We can see that while it took from 1958 to 1982 -- 24 years -- for the money supply to double it doubled again from 1998 to 2008, a period of 10 years. The result has to be a severe fall in purchasing power and recurring current account problems. Using the Fed's inflation calculator we find that an item that cost a dollar in 1958 would cost $7.27 in 2008, a 627.4 per cent increase which amounts a fall in purchasing power of about 76 per cent. Once the fed has to keep accelerating monetary expansion to stimulate output we should expect current account deficit problems to develop with the trade balance continually blowing out. This is what the chart below indicates2.
Trade Balance (export-imports)as a percentage of GDP
1960 through the third quarter of 2000
Whichever way we turn we are confronted with bad monetary policy based on the fallacy of the stable price level and the neutrality of money myth. None of this is ever likely to take root with Krugman who thinks we are facing "a second Great Depression". Nor are we going to get an honest debate on this matter from the Obamatised media who will do all in their power to blame everything on Bush. (The other problem is that great majority of journalists are ignorant, politically bigoted and pretty dense with it).
I fear that Obama and his cronies see the present crisis as a heaven sent opportunity to make irreversible changes to the American economy and the body politic. As he himself said: "I won". Indeed he did. However, he seems to have forgotten that America elects presidents not dictators and that is why the Founding Fathers invented a system of checks and balances, the system that the Democratic Party has spent decades trying to dismantle.
But there are economic laws, the defiance of which can have tragic consequences, something to which the Great Depression testifies. Although I do not believe for one moment that America is on the brink of another 1930s economic catastrophe I do believe that Obama's ideologically motivated economic impulses will have serious consequences if they are not checked, which does not appear likely at this stage.
My prediction is that the US faces a massive surge in inflation and a run on the dollar if the fed insists on flooding the banks with monopoly money and underwriting Obama's economic illiteracy with colossal checks funded with credit expansion.
The ancient Greeks had a wonderful word for people like Obama, a word for which there is no English equivalent: Hubris.
1. Most of the banks that failed were small undercapitalized enterprises serving rural areas. I very much doubt that there would have been many failures if congress had not made branch banking illegal. It's a little known fact that during the Great Depression not a single Canadian bank went under. The Canadian system was based on the British bank branching system.

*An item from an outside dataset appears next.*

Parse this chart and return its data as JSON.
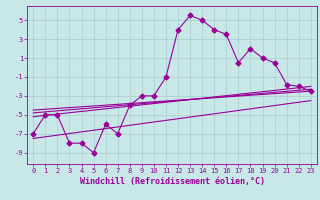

2. I do not want to give the impression that trade deficits are bad in themselves. They are not. In a world governned by sound money principles there would never be any need to worry about current account deficits or the state of the balance of payments. However, in world based on paper money that is moored to nothing but the discretion of central bankers trade deficits can become symptoms of a severe monetary disorder.